Ditto Antonino, Martinelli Fabio, Bogani Giorgio, Lorusso Domenica, Carcangiu Marialuisa, Chiappa Valentina, Reato Claudio, Donfrancesco Cristina, De Carrillo Karla Jeanette Amaya, Raspagliesi Francesco
Department of Gynecologic Oncology, IRCCS National Cancer Institute, Milan, Italy.
Department of Gynecologic Oncology, IRCCS National Cancer Institute, Milan, Italy.
Gynecol Oncol. 2015 Jul;138(1):78-82. doi: 10.1016/j.ygyno.2015.05.004. Epub 2015 May 9.
Fertility-sparing surgery (FSS) is a strategy often considered in young patients with low-grade (G1-2) early-stage epithelial ovarian cancer (eEOC), while is still controversial in high-risk patients. We investigated the role of FSS in low and high-risk eEOC patients undergoing comprehensive surgical staging.
We analyzed data from patients operated for an eEOC from 1975 to 2011, focusing on patients submitted to FSS. Seventy patients out of 307 with eEOC were identified. Patients underwent FSS were compared with 237 patients underwent radical-comprehensive-staging (RCS) in the same period. Disease free (DFS) and overall (OS) survivals were evaluated using Kaplan-Meier and Cox models.

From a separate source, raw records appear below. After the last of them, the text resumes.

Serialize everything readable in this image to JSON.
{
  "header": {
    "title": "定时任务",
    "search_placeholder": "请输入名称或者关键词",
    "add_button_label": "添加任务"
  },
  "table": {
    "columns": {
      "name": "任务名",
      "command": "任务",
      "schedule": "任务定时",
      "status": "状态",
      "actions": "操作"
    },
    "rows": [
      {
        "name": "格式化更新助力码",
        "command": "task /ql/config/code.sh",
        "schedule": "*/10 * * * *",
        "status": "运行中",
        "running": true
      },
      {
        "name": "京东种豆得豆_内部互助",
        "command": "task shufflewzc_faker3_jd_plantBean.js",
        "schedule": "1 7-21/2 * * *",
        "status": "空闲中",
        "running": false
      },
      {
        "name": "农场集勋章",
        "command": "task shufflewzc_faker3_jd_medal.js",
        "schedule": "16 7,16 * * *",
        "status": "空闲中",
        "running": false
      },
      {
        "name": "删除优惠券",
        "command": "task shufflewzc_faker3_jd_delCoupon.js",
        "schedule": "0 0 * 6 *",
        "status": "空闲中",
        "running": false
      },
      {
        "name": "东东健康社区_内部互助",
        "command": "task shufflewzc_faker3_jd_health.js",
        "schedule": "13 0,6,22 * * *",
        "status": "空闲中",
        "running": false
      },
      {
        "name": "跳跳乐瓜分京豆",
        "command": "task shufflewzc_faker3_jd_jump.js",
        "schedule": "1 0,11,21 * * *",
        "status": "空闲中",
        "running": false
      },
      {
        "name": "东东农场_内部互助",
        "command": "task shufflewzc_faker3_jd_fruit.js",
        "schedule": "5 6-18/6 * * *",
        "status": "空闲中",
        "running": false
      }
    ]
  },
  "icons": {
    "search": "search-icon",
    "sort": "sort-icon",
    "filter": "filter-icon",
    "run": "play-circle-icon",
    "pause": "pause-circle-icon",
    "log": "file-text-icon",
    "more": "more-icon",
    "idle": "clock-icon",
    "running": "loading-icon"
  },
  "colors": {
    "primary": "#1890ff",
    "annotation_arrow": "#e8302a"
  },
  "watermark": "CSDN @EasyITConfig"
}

Overall, 307 patients had surgery for eEOC: 70 (22.8%) and 237 (77.2%) women had FSS and RCS, respectively. At univariate analysis, the execution of FSS not influenced DFS (HR:1.06 (95%CI: 0.56,2.02); p=0.84) and OS (HR:1.94 (95%CI: 0.75,4.98); p=0.16). Stage of disease was the only factor correlating with DFS (HR:4.73; 95%CI: 2.01,11.11; p<0.001). Independently, increased age (HR per 1-unit of age:1.06 (95%CI: 1.03,1.11); p<0.001) and high risk disease (HR:3.26; 95%CI: 1.23,8.62; p=0.01) remained associated with worse OS. Focusing on the high risk group (stage IAG3 or more) we observed that type of surgery (FSS v. RCS) did not influence DFS (p=0.77, log-rank test) and OS (p=0.08, log-rank test).
FSS upholds oncologic effectiveness of RCS, preserving reproductive and endocrine functions. FSS does not increase risk of recurrence among high risk eEOC patients. Further prospective studies on this issue are warranted to improve patients' care.
保留生育功能手术(FSS)是年轻的低级别(G1 - 2)早期上皮性卵巢癌(eEOC)患者常考虑的一种治疗策略,而在高危患者中仍存在争议。我们研究了FSS在接受全面手术分期的低危和高危eEOC患者中的作用。
我们分析了1975年至2011年因eEOC接受手术的患者数据,重点关注接受FSS的患者。在307例eEOC患者中识别出70例。将接受FSS的患者与同期接受根治性全面分期(RCS)的237例患者进行比较。使用Kaplan - Meier和Cox模型评估无病生存期(DFS)和总生存期(OS)。
总体而言,307例患者因eEOC接受了手术:分别有70例(22.8%)和237例(77.2%)女性接受了FSS和RCS。单因素分析显示,实施FSS对DFS(风险比:1.06(95%置信区间:0.56, 2.02);p = 0.84)和OS(风险比:1.94(95%置信区间:0.75, 4.98);p = 0.16)无影响。疾病分期是与DFS相关的唯一因素(风险比:4.73;95%置信区间:2.01, 11.11;p < 0.001)。独立来看,年龄增加(每增加1岁的风险比:1.06(95%置信区间:[1.03, 1.11];p < 0.001)和高危疾病(风险比:3.26;95%置信区间:1.23, 8.62;p = 0.01)仍与较差的OS相关。聚焦高危组(IAG3期及以上),我们观察到手术类型(FSS与RCS)对DFS(p = 0.77,对数秩检验)和OS(p = 0.08,对数秩检验)无影响。
FSS维持了RCS的肿瘤学疗效,保留了生殖和内分泌功能。FSS不会增加高危eEOC患者的复发风险。有必要对此问题进行进一步的前瞻性研究以改善患者的治疗。